Brian Madden has an excellent post up today called The hidden costs of VDI. I’ve been working nearly full time the last two months helping to put together a Microsoft Services offering around desktop virtualization in general and VDI in particular so have spent a lot of time looking into both the technical and business considerations that must be taken into account. I’d summarize his post in three points:
- TCO models, like statistics, can be made to tell any story you or a vendor wants
- Cost models typically assume full replacement of legacy systems to show maximum benefit but his rarely occurs due to technical, political, or other unforeseen reasons
- Since VDI is relatively new (compared to traditional desktops and Terminal Services/Citrix Server-based Computing), there are a lot of technical and compatibility issues and considerations that are not well understood outside a small group of experts
As a well known fan and expert on Server Based Computing (SBC), i.e. Terminal Services or Citrix Presentation Server/XenApp, Brian prefaced the article by saying that he likes VDI “where it make sense”. He correctly points out that nearly all vendors and TCO models show that Server Based Computing still provides the lowest TCO due to its high user density but that there are limitations which make other approaches such as VDI relevant.
That is where I’ll jump in with my thoughts because I completely agree with those statements and it has been the foundation of the offering I have been working on. It starts with the notion of flexible desktop computing and desktop optimization that Microsoft has been talking about for some time now. An overview of this approach is presented in this whitepaper. To summarize, there are a variety of ways that a desktop computing environment can be delivered to users ranging from traditional desktops, to server based computing, to VDI, with a multitude of variations in between with the addition of virtualization at the layers illustrated below:
Rather than selecting a one-size-fits-all solution, virtualization provides architects a new, more flexible set of choices that can be combined to optimize the cost and user experience of the desktop infrastructure. The following four steps lead to an optimized solution:
Define User Types: Analyze your user base and define categories such as Mobile Workers, Information Workers, Task Workers, etc. and the percent distribution of users among them. The requirements of these user types will be utilized to select the appropriate mix of enabling technologies.
Define Desktop Architecture Patterns: Each architecture pattern should consist of a device type (thin client, PC, etc) and choice of:
- OS execution (Local, Desktop Virtualization, or Server Based Computing)

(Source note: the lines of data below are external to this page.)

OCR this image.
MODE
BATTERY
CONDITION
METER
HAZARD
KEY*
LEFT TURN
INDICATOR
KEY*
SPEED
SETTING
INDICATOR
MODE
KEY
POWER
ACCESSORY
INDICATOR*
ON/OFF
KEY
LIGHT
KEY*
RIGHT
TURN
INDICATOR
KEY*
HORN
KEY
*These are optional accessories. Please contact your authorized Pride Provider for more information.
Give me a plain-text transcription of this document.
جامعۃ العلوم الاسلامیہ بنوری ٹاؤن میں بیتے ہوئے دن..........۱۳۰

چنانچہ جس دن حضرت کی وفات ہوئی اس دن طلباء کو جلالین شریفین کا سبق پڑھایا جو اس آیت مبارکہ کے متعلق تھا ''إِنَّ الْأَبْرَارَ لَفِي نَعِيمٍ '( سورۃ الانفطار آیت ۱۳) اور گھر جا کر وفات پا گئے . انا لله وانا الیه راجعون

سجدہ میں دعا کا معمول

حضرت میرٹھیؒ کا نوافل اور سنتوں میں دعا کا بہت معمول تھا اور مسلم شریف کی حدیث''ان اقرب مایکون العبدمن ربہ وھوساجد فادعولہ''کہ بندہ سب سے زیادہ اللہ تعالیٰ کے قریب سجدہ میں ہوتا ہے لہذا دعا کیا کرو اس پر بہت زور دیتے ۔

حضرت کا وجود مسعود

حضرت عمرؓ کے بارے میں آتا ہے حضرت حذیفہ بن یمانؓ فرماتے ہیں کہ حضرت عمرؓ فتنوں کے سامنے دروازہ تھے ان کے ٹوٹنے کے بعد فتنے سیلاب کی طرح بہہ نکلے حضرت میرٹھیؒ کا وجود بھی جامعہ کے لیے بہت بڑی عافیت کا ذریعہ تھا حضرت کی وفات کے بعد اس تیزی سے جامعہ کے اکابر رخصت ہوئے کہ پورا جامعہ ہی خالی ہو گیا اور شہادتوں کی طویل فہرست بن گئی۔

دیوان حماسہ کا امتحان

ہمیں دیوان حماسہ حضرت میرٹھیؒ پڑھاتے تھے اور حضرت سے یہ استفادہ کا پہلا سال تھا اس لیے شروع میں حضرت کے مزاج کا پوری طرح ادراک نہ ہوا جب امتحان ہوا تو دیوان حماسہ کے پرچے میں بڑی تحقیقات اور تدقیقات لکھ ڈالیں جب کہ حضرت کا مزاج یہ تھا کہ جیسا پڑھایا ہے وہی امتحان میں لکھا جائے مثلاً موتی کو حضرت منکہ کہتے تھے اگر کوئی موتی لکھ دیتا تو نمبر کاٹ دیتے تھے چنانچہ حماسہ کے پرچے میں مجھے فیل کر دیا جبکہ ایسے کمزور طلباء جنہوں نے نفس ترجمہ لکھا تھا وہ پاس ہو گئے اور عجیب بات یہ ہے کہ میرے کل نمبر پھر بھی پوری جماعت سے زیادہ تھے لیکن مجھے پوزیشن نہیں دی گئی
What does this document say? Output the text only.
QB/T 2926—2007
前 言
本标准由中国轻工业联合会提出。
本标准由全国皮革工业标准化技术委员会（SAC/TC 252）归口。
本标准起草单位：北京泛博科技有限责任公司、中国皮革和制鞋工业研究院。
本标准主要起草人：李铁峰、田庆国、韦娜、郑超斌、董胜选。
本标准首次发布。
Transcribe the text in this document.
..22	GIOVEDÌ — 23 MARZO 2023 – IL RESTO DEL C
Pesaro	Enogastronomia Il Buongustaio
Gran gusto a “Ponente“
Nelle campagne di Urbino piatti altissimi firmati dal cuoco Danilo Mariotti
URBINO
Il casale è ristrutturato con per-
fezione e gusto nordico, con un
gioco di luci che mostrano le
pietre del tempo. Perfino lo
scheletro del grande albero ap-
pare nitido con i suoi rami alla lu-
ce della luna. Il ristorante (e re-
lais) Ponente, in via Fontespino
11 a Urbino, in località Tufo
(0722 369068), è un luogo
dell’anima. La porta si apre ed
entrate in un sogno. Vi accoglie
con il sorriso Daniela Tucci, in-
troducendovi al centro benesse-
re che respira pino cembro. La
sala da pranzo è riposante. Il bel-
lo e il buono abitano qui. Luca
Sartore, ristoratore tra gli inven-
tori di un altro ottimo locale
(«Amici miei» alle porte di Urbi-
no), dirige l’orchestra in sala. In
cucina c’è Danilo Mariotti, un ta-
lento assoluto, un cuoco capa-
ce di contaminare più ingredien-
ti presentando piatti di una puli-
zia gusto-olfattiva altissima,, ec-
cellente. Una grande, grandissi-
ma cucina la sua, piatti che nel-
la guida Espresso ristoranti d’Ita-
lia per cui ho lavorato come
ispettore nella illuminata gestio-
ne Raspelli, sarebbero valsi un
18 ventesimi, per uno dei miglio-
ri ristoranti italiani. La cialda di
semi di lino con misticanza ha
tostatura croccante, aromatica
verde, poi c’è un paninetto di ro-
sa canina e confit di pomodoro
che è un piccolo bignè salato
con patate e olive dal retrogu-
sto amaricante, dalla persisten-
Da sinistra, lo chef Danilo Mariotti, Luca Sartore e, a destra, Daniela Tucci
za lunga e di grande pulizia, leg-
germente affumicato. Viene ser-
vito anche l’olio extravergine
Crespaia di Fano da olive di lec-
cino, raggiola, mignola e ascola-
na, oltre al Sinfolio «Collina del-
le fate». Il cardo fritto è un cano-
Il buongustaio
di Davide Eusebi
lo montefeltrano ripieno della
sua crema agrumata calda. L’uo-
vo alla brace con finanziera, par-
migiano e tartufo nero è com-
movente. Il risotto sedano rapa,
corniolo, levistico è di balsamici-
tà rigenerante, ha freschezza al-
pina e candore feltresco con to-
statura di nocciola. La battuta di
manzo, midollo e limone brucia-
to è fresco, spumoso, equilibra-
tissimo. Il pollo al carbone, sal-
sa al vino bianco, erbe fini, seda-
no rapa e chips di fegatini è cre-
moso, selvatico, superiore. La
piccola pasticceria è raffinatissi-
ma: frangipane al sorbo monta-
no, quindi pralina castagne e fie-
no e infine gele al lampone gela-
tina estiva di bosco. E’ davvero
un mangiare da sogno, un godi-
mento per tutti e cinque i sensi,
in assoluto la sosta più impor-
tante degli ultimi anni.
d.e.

- App execution (Local, Application Virtualization, or Application Remoting)
- Display (Local or Presentation Virtualization)
For each pattern, determine which user types it can be applied to. For example, with mobile or potentially disconnected users, presentation virtualization alone would not be applicable as it requires a network connection. Power users may require a full workstation environment for resource intensive applications but may be able to leverage application virtualization for others. These are just a few examples where different user groups have different requirements.
Determine TCO for each Architecture Pattern: Use a recognized TCO model to determine the TCO for each pattern. Minor adjustments to these models can be made to account for specific technology differences but most include TCO values for PCs, PCs with virtualized apps, VDI, and TS/Citrix thin client scenarios. Be wary of vendor provided TCO models. To Brian’s points, be sure to gain a full and complete understanding of the chosen TCO model and what does and does not include. Consistent application of the model across the different architecture patterns is critical for relevant comparisons.
Model Desktop Optimization Scenarios: With the above data, appropriate architecture patterns can be selected for each user type by choosing the lowest TCO architecture pattern that still meets user requirements. By varying the user distribution and selected architecture patterns, an optimized mix can be determined. It is tempting to simply choose the lowest TCO architecture pattern for all users but this can be very dangerous in that it will typically impact your high value, power users the most if their requirements are not accounted for.
A one-size-fits-all approach would result in either a large number of PCs if not using virtualization, a large number of servers if virtualizing everything, or failure to meet power user needs if using only server based computing. An optimized solution is one which utilizes the right mix of technologies to provide the required functionality for each user type at the lowest average TCO. Combined with a unified management system that handles physical and virtual resources across devices, operating systems, and applications, substantial cost savings can be realized.
As I mentioned at the top, a lot of the concepts in addition to very detailed architecture and implementation guidance are part of the Microsoft Services Core IO offerings. For the last two years, in addition to my customer work I have been deeply involved in the creation of the Server Virtualization with Advanced Management (SVAM) offering. The work I mentioned above around VDI architecture will complement that and be available later this summer. Finally, specific to desktop imaging, deployment, and optimization, there is also the Desktop Optimization using Windows Vista and 2007 Microsoft Office System (DOVO) offering. Taken together in concert with the underlying product suites, these illustrate Microsoft’s “desktop to datacenter” solutions and how to plan, design, and implement them.